Besonders vorteilhaft erscheint das ge­wählte Timing der Grossbankenchefs mit Blick auf den kurz darauf erfolgten Absturz. In den Wochen vom 22. Februar bis zum 14. März sackte der Kurs von 76 auf 67.50 Franken ab. Damals wurden in den USA zum ersten Mal die sogenannten Subprime-Hypothekenpapiere illiquide, hinter denen sich das Immobiliengeschäft mit minderbemittelten Hausbesitzern in den USA verbirgt.

Ahnten die UBS-Insider zum Zeitpunkt ihrer Privatverkäufe, dass ihre Bank in einen schweren Sturm geraten würde? Die Verantwortlichen mussten jedenfalls wissen, dass sie im Geschäft mit amerikanischen Zweitklasshypotheken zu den grossen Mitspielern zählten. Am 10. März schrieb die «New York Times»: «Die gros­sen Firmen im Business sind Lehman Brothers, Bear Stearns, Merrill Lynch, Morgan Stanley, Deutsche Bank und UBS.» Nicht mehr die ehemals dominierenden Spar- und Hypothekenbanken besässen den Löwenanteil des US-Hypothekenmarktes, sondern die grossen Investmentbanken von Wall Street mit mittlerweile 60 Prozent des Geschäfts.

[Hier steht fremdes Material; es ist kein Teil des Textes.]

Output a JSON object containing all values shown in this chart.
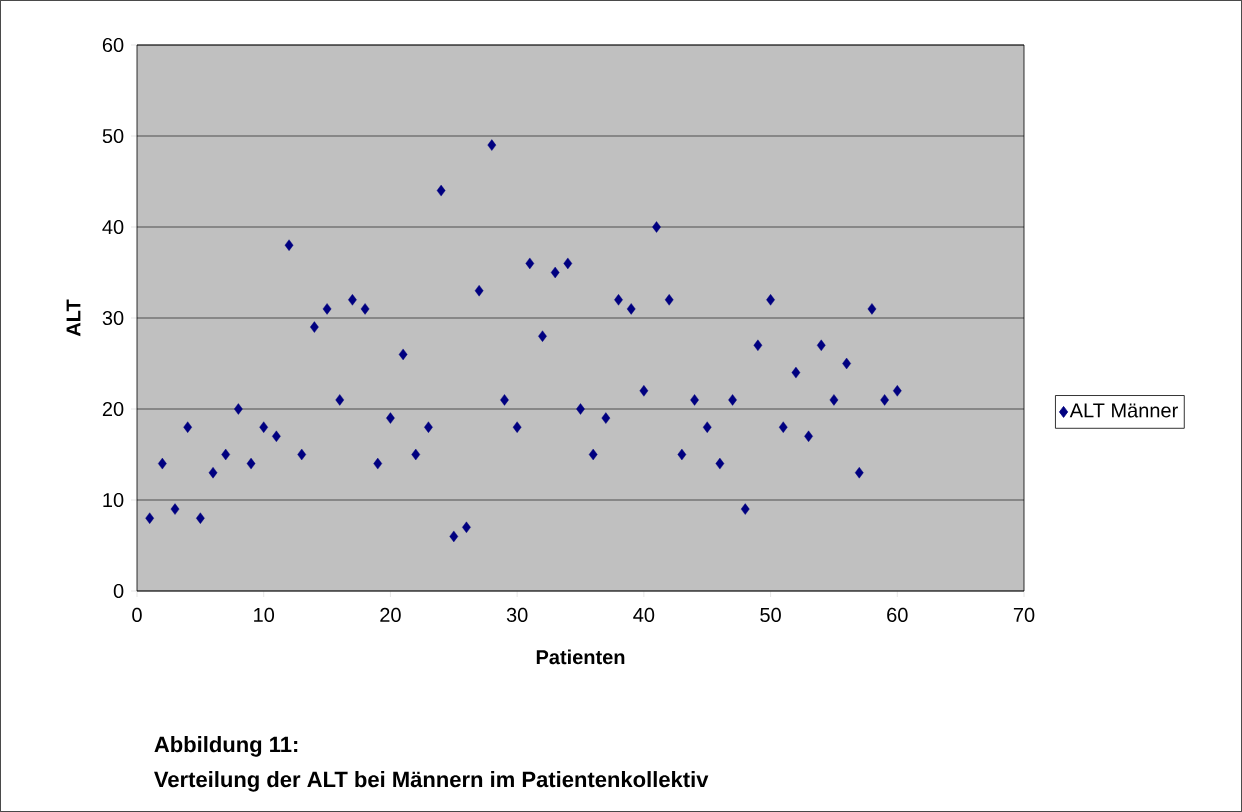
{
  "chart_data": {
    "type": "scatter",
    "xlabel": "Patienten",
    "ylabel": "ALT",
    "x": [
      1,
      2,
      3,
      4,
      5,
      6,
      7,
      8,
      9,
      10,
      11,
      12,
      13,
      14,
      15,
      16,
      17,
      18,
      19,
      20,
      21,
      22,
      23,
      24,
      25,
      26,
      27,
      28,
      29,
      30,
      31,
      32,
      33,
      34,
      35,
      36,
      37,
      38,
      39,
      40,
      41,
      42,
      43,
      44,
      45,
      46,
      47,
      48,
      49,
      50,
      51,
      52,
      53,
      54,
      55,
      56,
      57,
      58,
      59,
      60
    ],
    "series": [
      {
        "name": "ALT Männer",
        "color": "#000080",
        "values": [
          8,
          14,
          9,
          18,
          8,
          13,
          15,
          20,
          14,
          18,
          17,
          38,
          15,
          29,
          31,
          21,
          32,
          31,
          14,
          19,
          26,
          15,
          18,
          44,
          6,
          7,
          33,
          49,
          21,
          18,
          36,
          28,
          35,
          36,
          20,
          15,
          19,
          32,
          31,
          22,
          40,
          32,
          15,
          21,
          18,
          14,
          21,
          9,
          27,
          32,
          18,
          24,
          17,
          27,
          21,
          25,
          13,
          31,
          21,
          22
        ]
      }
    ],
    "xlim": [
      0,
      70
    ],
    "ylim": [
      0,
      60
    ],
    "xticks": [
      0,
      10,
      20,
      30,
      40,
      50,
      60,
      70
    ],
    "yticks": [
      0,
      10,
      20,
      30,
      40,
      50,
      60
    ],
    "grid": "y",
    "legend": "right",
    "marker": "diamond",
    "annotations": [
      "Abbildung 11:",
      "Verteilung der ALT bei Männern im Patientenkollektiv"
    ]
  }
}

Nach dem ersten Orkan erholte sich die UBS-Aktie und lag Mitte April auf 75 Franken. Für die UBS-Führungsriege war offenbar der Moment gekommen, sich ein weiteres Mal von Tausenden von Wertpapieren ihrer Firma zu trennen. Zwischen dem 4. Mai und dem 18. Juni meldete die Bank insgesamt acht Verkäufe ihres obersten Kaders im Wert von 10,9 Millionen Franken. Die Kurse lagen zwischen 78 und 80.05 Franken, nur einen Franken unter dem Rekord.

Kaum begann der Sommer, tauchten die UBS-Titel um ein Viertel auf noch 60 Franken, und erst mit Bekanntgabe des Vier-Milliarden-Abschreibers erholte sich der Kurs wieder. Eigentlich wären jetzt Käufe der UBS-Insider zu erwarten. Dass diese bisher ausblieben, könnte ein Hinweis auf die Schwere der Krise sein. Vielleicht sollte sich der Marketingmitarbeiter mit Zukäufen noch etwas gedulden.